2008 Joint Annual Meeting (5-9 Oct. 2008): Techniques to Answer Hydrologic Questions of the Unsaturated Zone: Borrow, Adapt, Steal, and Dream

82-2 Techniques to Answer Hydrologic Questions of the Unsaturated Zone: Borrow, Adapt, Steal, and Dream



Thursday, 9 October 2008: 8:25 AM
George R. Brown Convention Center, 351AD
John R. Nimmo, U.S. Geological Survey, 345 Middlefield Road, MS 421, Menlo Park, CA 94025 and Kim S. Perkins, 345 Middlefield Rd, MS-420, Menlo Park, CA 94025
Advances in critical-zone hydrology require information from the unsaturated zone, especially for problems related to groundwater contamination, sustainability of water supplies, and ecological availability of water. Highly desirable capabilities include:

· Detection of preferential flow paths, sometimes on an individual basis.

· Identification of easily measured surrogates for property-transfer models (perhaps from fields such as soil mechanics, tomographic imaging, aggregate analysis, and colorimetry), and ways to soundly connect them to the properties of most importance and difficulty.

· Practical means for instrument calibrations that depend on the medium, when the medium is heterogeneous.

· Nonintrusive methods that work at great, as well as shallow, depths.

· Reduction of departures from natural conditions (e.g. properties and processes of undisturbed soil) and improved isolation of measured quantities (e.g. water content independent of salinity and temperature).

Unsaturated zone processes are notoriously difficult to quantify. Soil and rock materials are opaque to visible light, spatially variable in the extreme at all scales, and easily disrupted by intrusive instrumentation. Relevant conditions and properties are rich in nonlinearities, discontinuities, hysteresis, and coupled interactions.

One way forward is to exploit improvements in technology we are already using (e.g. faster microprocessors).
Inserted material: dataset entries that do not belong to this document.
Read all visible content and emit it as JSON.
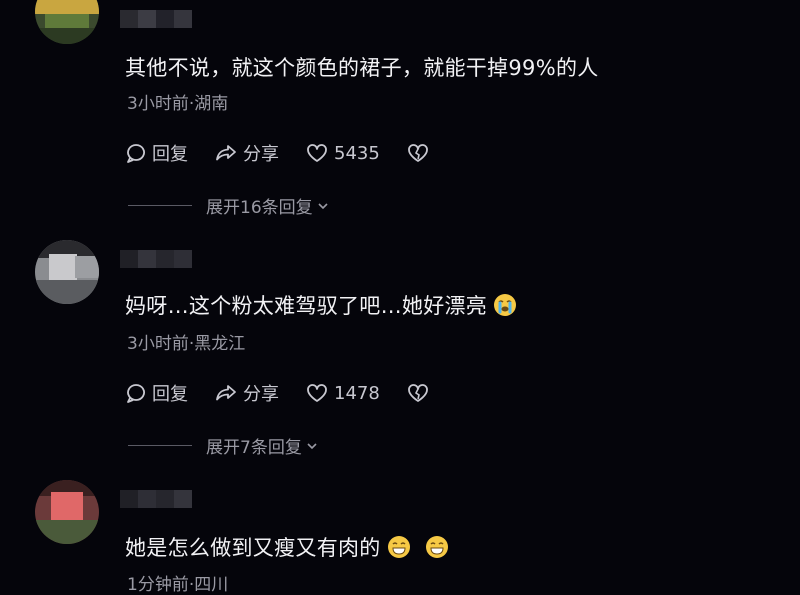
{
  "comments": [
    {
      "text": "其他不说，就这个颜色的裙子，就能干掉99%的人",
      "meta": "3小时前·湖南",
      "reply_label": "回复",
      "share_label": "分享",
      "like_count": "5435",
      "expand_label": "展开16条回复"
    },
    {
      "text": "妈呀…这个粉太难驾驭了吧…她好漂亮",
      "meta": "3小时前·黑龙江",
      "reply_label": "回复",
      "share_label": "分享",
      "like_count": "1478",
      "expand_label": "展开7条回复"
    },
    {
      "text": "她是怎么做到又瘦又有肉的",
      "meta": "1分钟前·四川"
    }
  ],
  "icons": [
    "comment-bubble-icon",
    "share-arrow-icon",
    "heart-icon",
    "broken-heart-icon",
    "chevron-down-icon",
    "crying-face-emoji",
    "grinning-face-emoji"
  ],
  "colors": {
    "background": "#05050b",
    "text": "#f2f2f5",
    "meta": "#9a9aa4"
  }
}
Another approach is to borrow from other fields including ones that have previously been fruitful in unsaturated-zone research (e.g. medical imaging, electrical engineering, nuclear physics), and where possible have the tools go bigger, smaller, deeper, and faster, with higher resolution in space and time. There also may be great potential in relatively unexploited evolving fields such as astrogeology, high-energy physics, archaeology, and acoustics. One inviting route is mimicry of biological systems: for example, just as a snake calibrates its infrared vision for rabbits, so might we calibrate electrical resistivity for water content, profiting further from following nature itself.